Processos envolvendo Uber e Rappi discutem natureza da relação de trabalho intermediada por aplicativos; Supremo ainda não concluiu julgamento

O Supremo Tribunal Federal (STF) ainda não concluiu o julgamento de dois processos que discutem a relação de trabalho entre motoristas e entregadores e as plataformas digitais. A controvérsia está sendo analisada no Recurso Extraordinário (RE) 1.446.336, envolvendo a Uber do Brasil Tecnologia, e na Reclamação (RCL) 64.018, apresentada pela Rappi Brasil Intermediação de Negócios. O julgamento foi retomado nesta quinta-feira, 27. Mas, ao final da sessão, o STF suspendeu o julgamento. Portanto não há resultado definitivo nem tese final do Supremo sobre a controvérsia.

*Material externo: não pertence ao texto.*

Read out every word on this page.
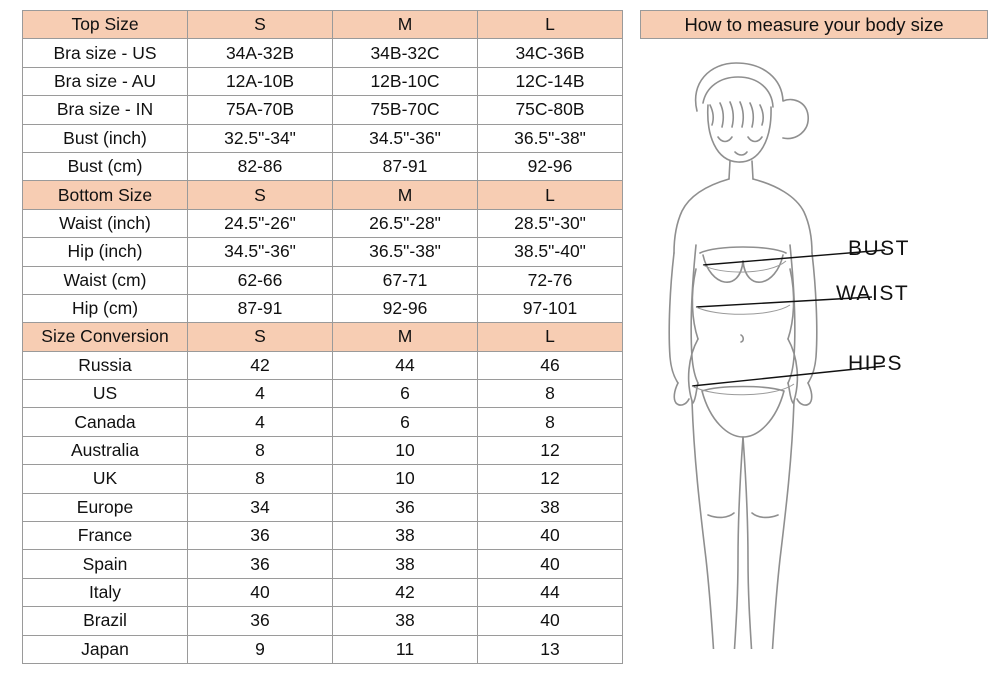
Top Size	S	M	L
Bra size - US	34A-32B	34B-32C	34C-36B
Bra size - AU	12A-10B	12B-10C	12C-14B
Bra size - IN	75A-70B	75B-70C	75C-80B
Bust (inch)	32.5"-34"	34.5"-36"	36.5"-38"
Bust (cm)	82-86	87-91	92-96
Bottom Size	S	M	L
Waist (inch)	24.5"-26"	26.5"-28"	28.5"-30"
Hip (inch)	34.5"-36"	36.5"-38"	38.5"-40"
Waist (cm)	62-66	67-71	72-76
Hip (cm)	87-91	92-96	97-101
Size Conversion	S	M	L
Russia	42	44	46
US	4	6	8
Canada	4	6	8
Australia	8	10	12
UK	8	10	12
Europe	34	36	38
France	36	38	40
Spain	36	38	40
Italy	40	42	44
Brazil	36	38	40
Japan	9	11	13
How to measure your body size
BUST
WAIST
HIPS
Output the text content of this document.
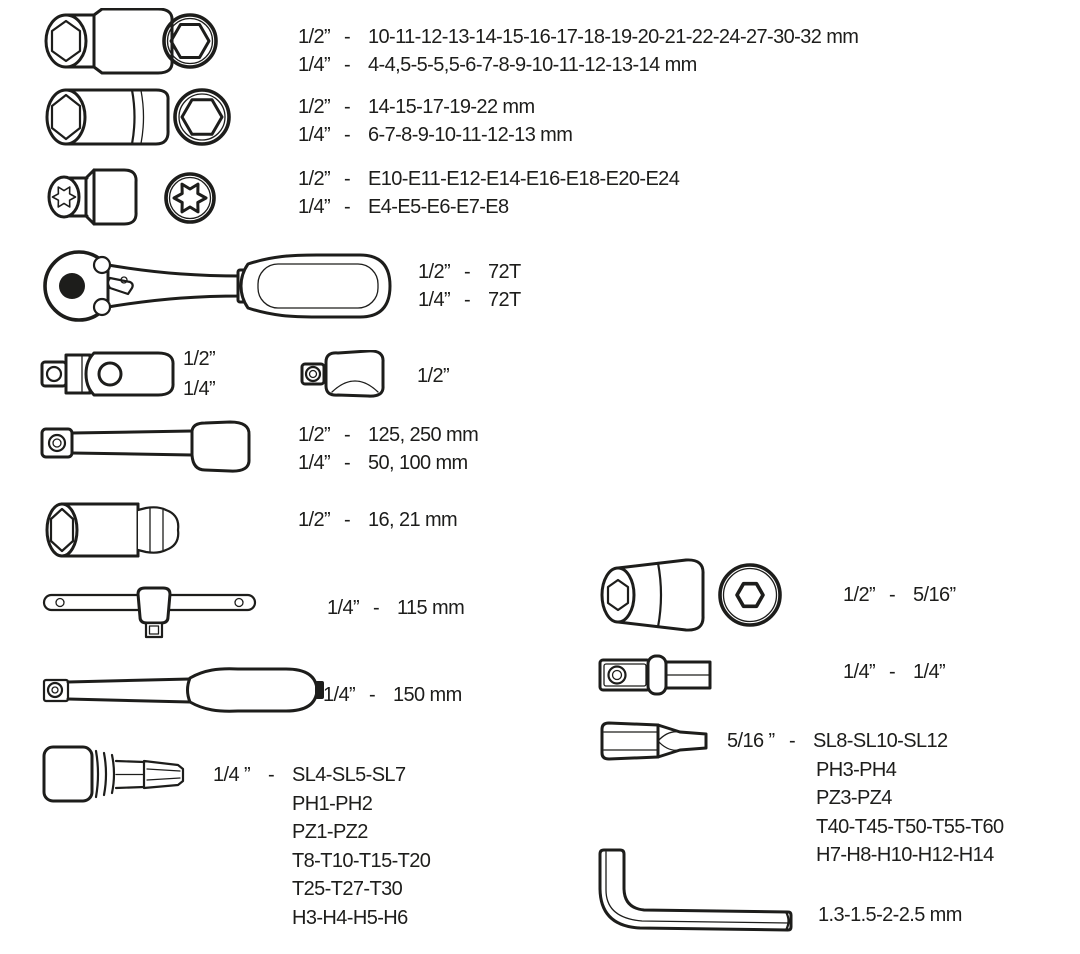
1/2” - 10-11-12-13-14-15-16-17-18-19-20-21-22-24-27-30-32 mm
1/4” - 4-4,5-5-5,5-6-7-8-9-10-11-12-13-14 mm
1/2” - 14-15-17-19-22 mm
1/4” - 6-7-8-9-10-11-12-13 mm
1/2” - E10-E11-E12-E14-E16-E18-E20-E24
1/4” - E4-E5-E6-E7-E8
1/2” - 72T
1/4” - 72T
1/2”
1/4”
1/2”
1/2” - 125, 250 mm
1/4” - 50, 100 mm
1/2” - 16, 21 mm
1/4” - 115 mm
1/4” - 150 mm
1/4 ” - SL4-SL5-SL7
PH1-PH2
PZ1-PZ2
T8-T10-T15-T20
T25-T27-T30
H3-H4-H5-H6
1/2” - 5/16”
1/4” - 1/4”
5/16 ” - SL8-SL10-SL12
PH3-PH4
PZ3-PZ4
T40-T45-T50-T55-T60
H7-H8-H10-H12-H14
1.3-1.5-2-2.5 mm
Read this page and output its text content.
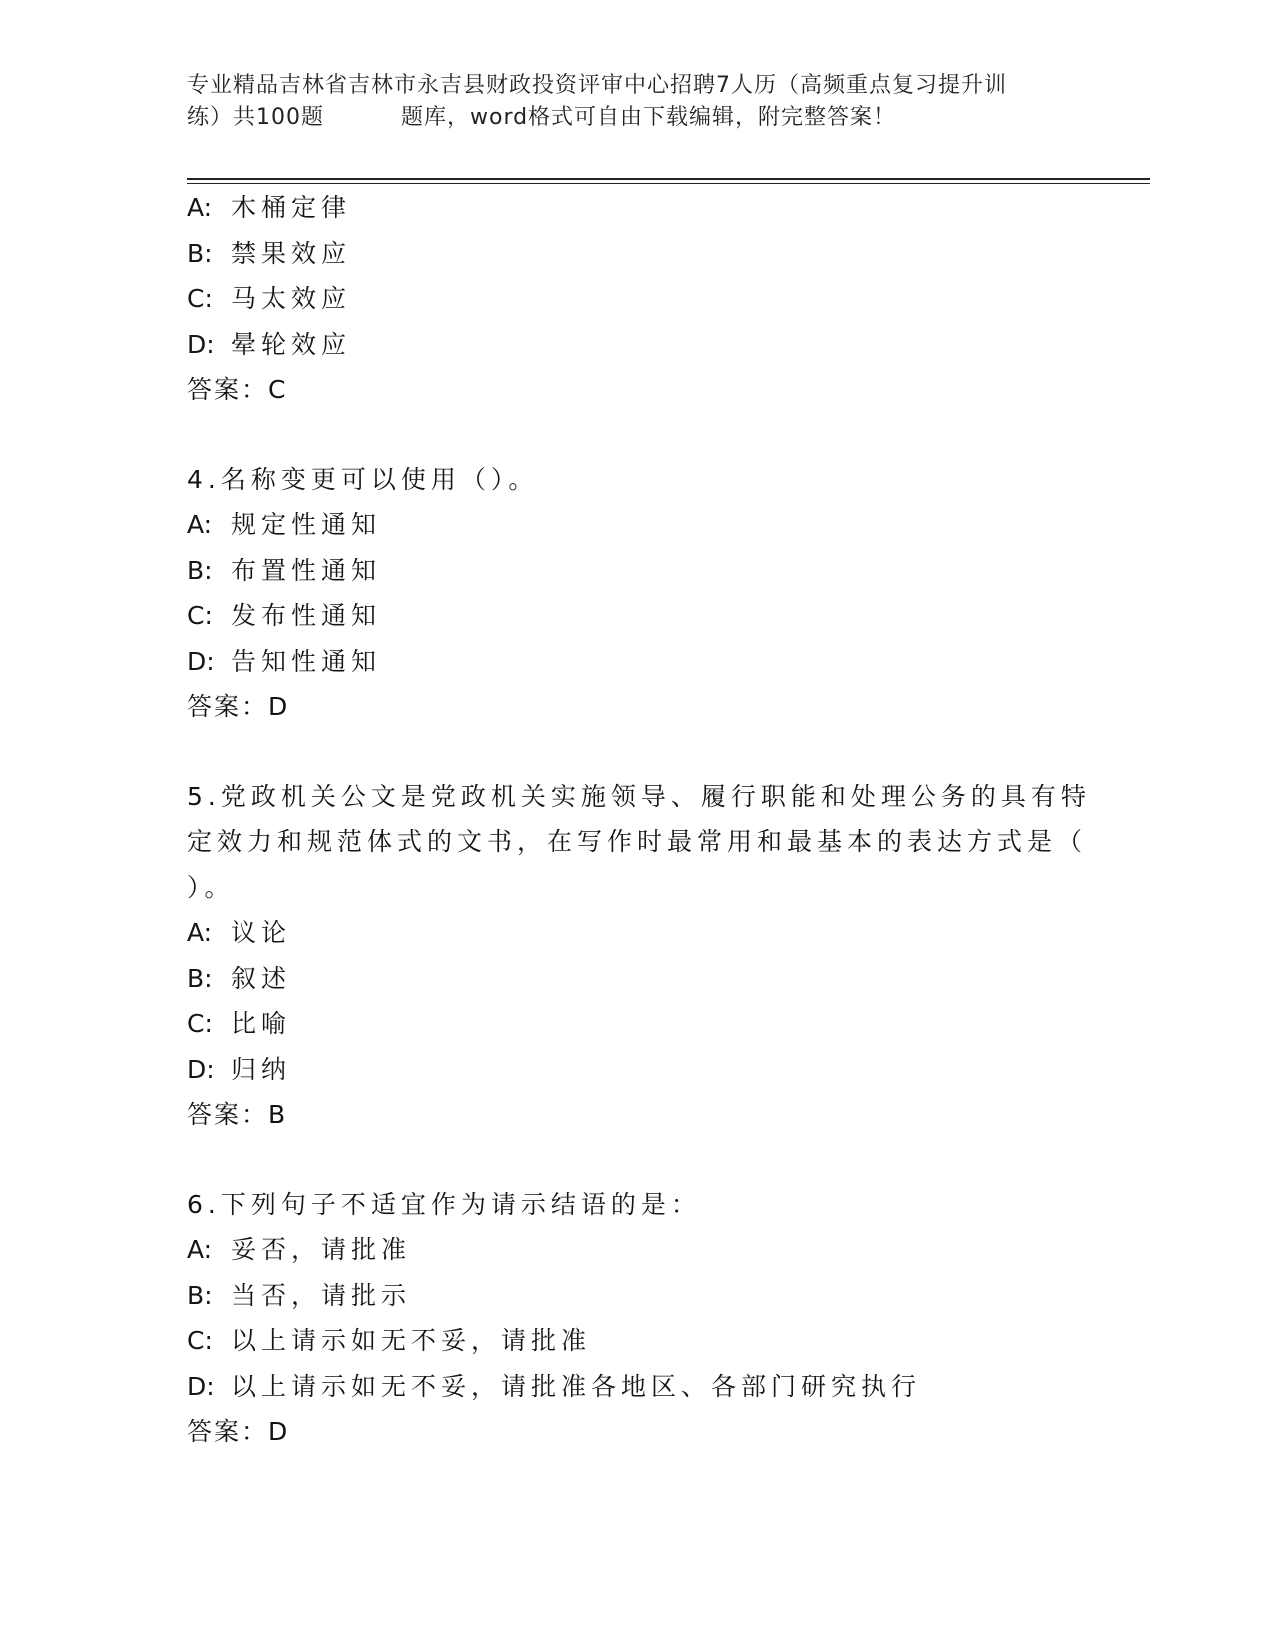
专业精品吉林省吉林市永吉县财政投资评审中心招聘7人历（高频重点复习提升训
练）共100题 　　　题库，word格式可自由下载编辑，附完整答案！
A: 木桶定律
B: 禁果效应
C: 马太效应
D: 晕轮效应
答案：C
4.名称变更可以使用（）。
A: 规定性通知
B: 布置性通知
C: 发布性通知
D: 告知性通知
答案：D
5.党政机关公文是党政机关实施领导、履行职能和处理公务的具有特
定效力和规范体式的文书，在写作时最常用和最基本的表达方式是（
）。
A: 议论
B: 叙述
C: 比喻
D: 归纳
答案：B
6.下列句子不适宜作为请示结语的是：
A: 妥否，请批准
B: 当否，请批示
C: 以上请示如无不妥，请批准
D: 以上请示如无不妥，请批准各地区、各部门研究执行
答案：D
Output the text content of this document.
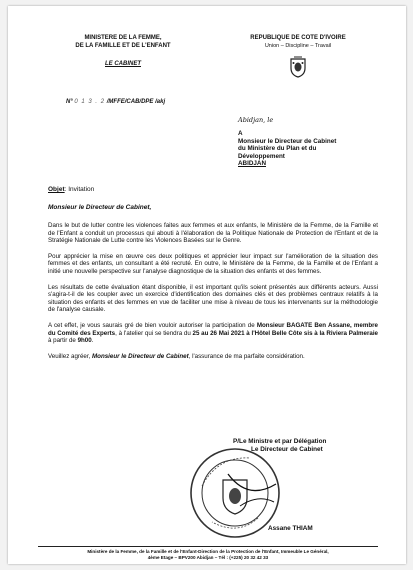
MINISTERE DE LA FEMME,
DE LA FAMILLE ET DE L'ENFANT
LE CABINET
REPUBLIQUE DE COTE D'IVOIRE
Union – Discipline – Travail
N° 0 1 3 . 2 /MFFE/CAB/DPE /akj
Abidjan, le
A
Monsieur le Directeur de Cabinet
du Ministère du Plan et du
Développement
ABIDJAN
Objet: Invitation
Monsieur le Directeur de Cabinet,

Dans le but de lutter contre les violences faites aux femmes et aux enfants, le Ministère de la Femme, de la Famille et de l'Enfant a conduit un processus qui abouti à l'élaboration de la Politique Nationale de Protection de l'Enfant et de la Stratégie Nationale de Lutte contre les Violences Basées sur le Genre.

Pour apprécier la mise en œuvre ces deux politiques et apprécier leur impact sur l'amélioration de la situation des femmes et des enfants, un consultant a été recruté. En outre, le Ministère de la Femme, de la Famille et de l'Enfant a initié une nouvelle perspective sur l'analyse diagnostique de la situation des enfants et des femmes.

Les résultats de cette évaluation étant disponible, il est important qu'ils soient présentés aux différents acteurs. Aussi s'agira-t-il de les coupler avec un exercice d'identification des domaines clés et des problèmes centraux relatifs à la situation des enfants et des femmes en vue de faciliter une mise à niveau de tous les intervenants sur la méthodologie de l'analyse causale.

A cet effet, je vous saurais gré de bien vouloir autoriser la participation de Monsieur BAGATE Ben Assane, membre du Comité des Experts, à l'atelier qui se tiendra du 25 au 26 Mai 2021 à l'Hôtel Belle Côte sis à la Riviera Palmeraie à partir de 9h00.

Veuillez agréer, Monsieur le Directeur de Cabinet, l'assurance de ma parfaite considération.

P/Le Ministre et par Délégation
Le Directeur de Cabinet
Assane THIAM
Ministère de la Femme, de la Famille et de l'Enfant-Direction de la Protection de l'Enfant, Immeuble Le Général,
4ème Etage – BPV200 Abidjan – Tél : (+225) 20 32 42 33
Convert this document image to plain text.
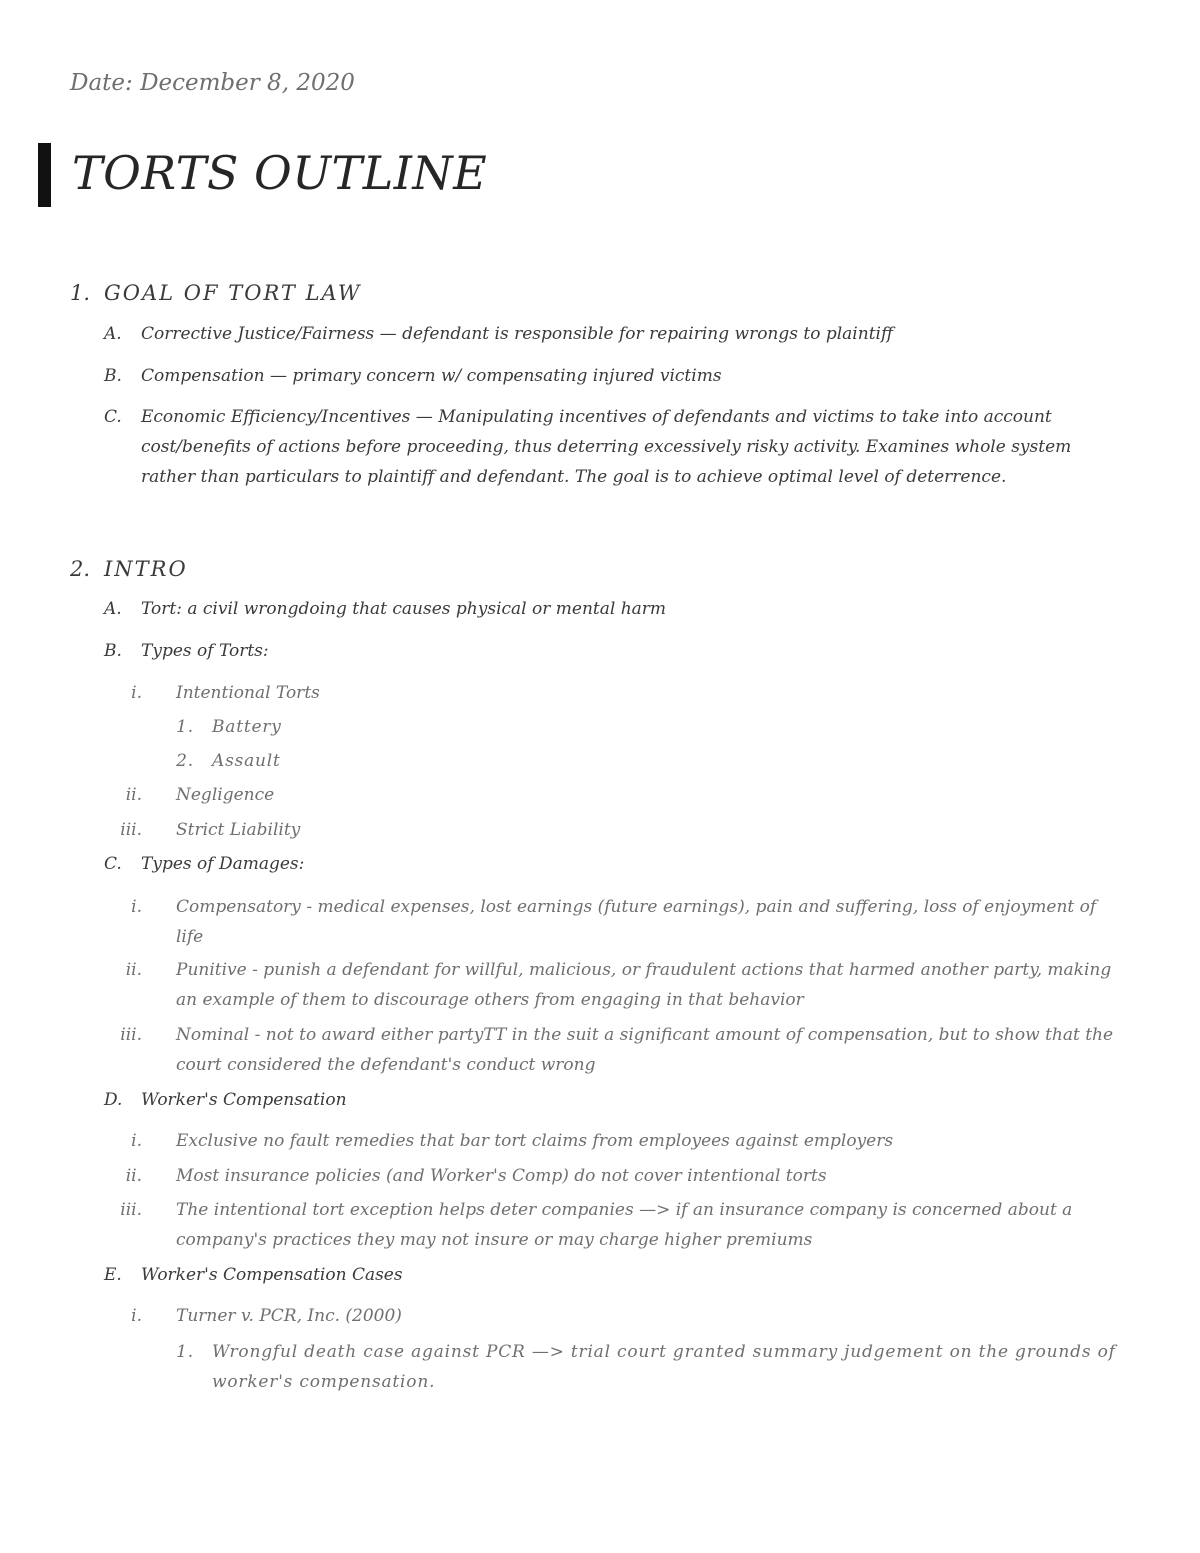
Date: December 8, 2020
TORTS OUTLINE
1. GOAL OF TORT LAW
A.	Corrective Justice/Fairness — defendant is responsible for repairing wrongs to plaintiff
B.	Compensation — primary concern w/ compensating injured victims
C.	Economic Efficiency/Incentives — Manipulating incentives of defendants and victims to take into account cost/benefits of actions before proceeding, thus deterring excessively risky activity. Examines whole system rather than particulars to plaintiff and defendant. The goal is to achieve optimal level of deterrence.
2. INTRO
A.	Tort: a civil wrongdoing that causes physical or mental harm
B.	Types of Torts:
i. Intentional Torts
1.	Battery
2.	Assault
ii. Negligence
iii. Strict Liability
C.	Types of Damages:
i. Compensatory - medical expenses, lost earnings (future earnings), pain and suffering, loss of enjoyment of life
ii. Punitive - punish a defendant for willful, malicious, or fraudulent actions that harmed another party, making an example of them to discourage others from engaging in that behavior
iii. Nominal - not to award either partyTT in the suit a significant amount of compensation, but to show that the court considered the defendant's conduct wrong
D.	Worker's Compensation
i. Exclusive no fault remedies that bar tort claims from employees against employers
ii. Most insurance policies (and Worker's Comp) do not cover intentional torts
iii. The intentional tort exception helps deter companies —> if an insurance company is concerned about a company's practices they may not insure or may charge higher premiums
E.	Worker's Compensation Cases
i. Turner v. PCR, Inc. (2000)
1.	Wrongful death case against PCR —> trial court granted summary judgement on the grounds of worker's compensation.
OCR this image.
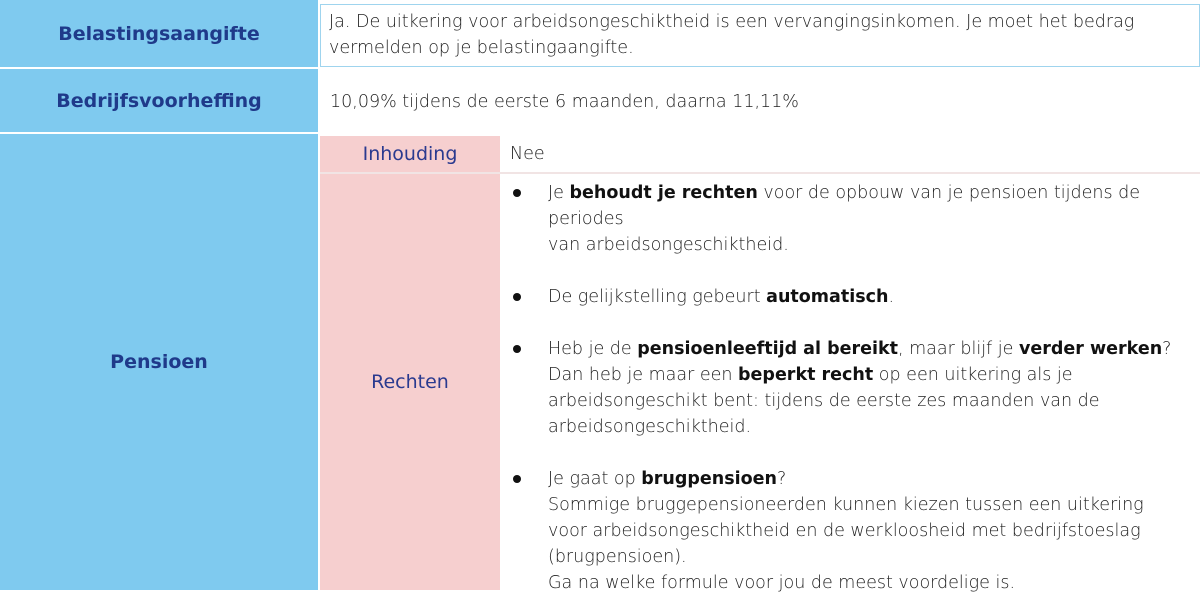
Belastingsaangifte
Ja. De uitkering voor arbeidsongeschiktheid is een vervangingsinkomen. Je moet het bedrag
vermelden op je belastingaangifte.
Bedrijfsvoorheffing	10,09% tijdens de eerste 6 maanden, daarna 11,11%
Pensioen
Inhouding	Nee
Rechten
Je behoudt je rechten voor de opbouw van je pensioen tijdens de periodes
van arbeidsongeschiktheid.
De gelijkstelling gebeurt automatisch.
Heb je de pensioenleeftijd al bereikt, maar blijf je verder werken?
Dan heb je maar een beperkt recht op een uitkering als je
arbeidsongeschikt bent: tijdens de eerste zes maanden van de
arbeidsongeschiktheid.
Je gaat op brugpensioen?
Sommige bruggepensioneerden kunnen kiezen tussen een uitkering
voor arbeidsongeschiktheid en de werkloosheid met bedrijfstoeslag
(brugpensioen).
Ga na welke formule voor jou de meest voordelige is.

O RE 1.446.336 tem como relator o ministro Edson Fachin. Já a RCL 64.018 é relatada pelo ministro Alexandre de Moraes. Os processos tratam de uma questão com impacto sobre o modelo de operação das plataformas digitais: a definição jurídica das relações estabelecidas entre as empresas e trabalhadores que prestam serviços por meio de aplicativos.

A análise ocorre em um momento em que a regulação do trabalho intermediado por plataformas também é discutida em âmbito internacional. A Organização Internacional do Trabalho (OIT) aprovou convenção voltada a direitos e deveres de trabalhadores e plataformas digitais, tema que amplia o debate sobre regras aplicáveis a esse modelo de prestação de serviços.

Processos de Uber e Rappi

No caso da Uber, o recurso levado ao Supremo envolve a discussão sobre o reconhecimento de vínculo entre a plataforma e motorista. A controvérsia chegou ao STF por meio do RE 1.446.336 e ganhou repercussão por permitir que a Corte estabeleça parâmetros constitucionais para casos semelhantes.

A discussão da Rappi tramita por meio da RCL 64.018. Embora os instrumentos processuais sejam diferentes, os dois processos integram o debate do Supremo sobre os limites da atuação da Justiça do Trabalho diante das relações contratuais estabelecidas por plataformas digitais.

A questão envolve a caracterização jurídica da prestação de serviço: se a relação pode ser estruturada de maneira autônoma ou se determinadas circunstâncias permitem seu enquadramento como relação de emprego.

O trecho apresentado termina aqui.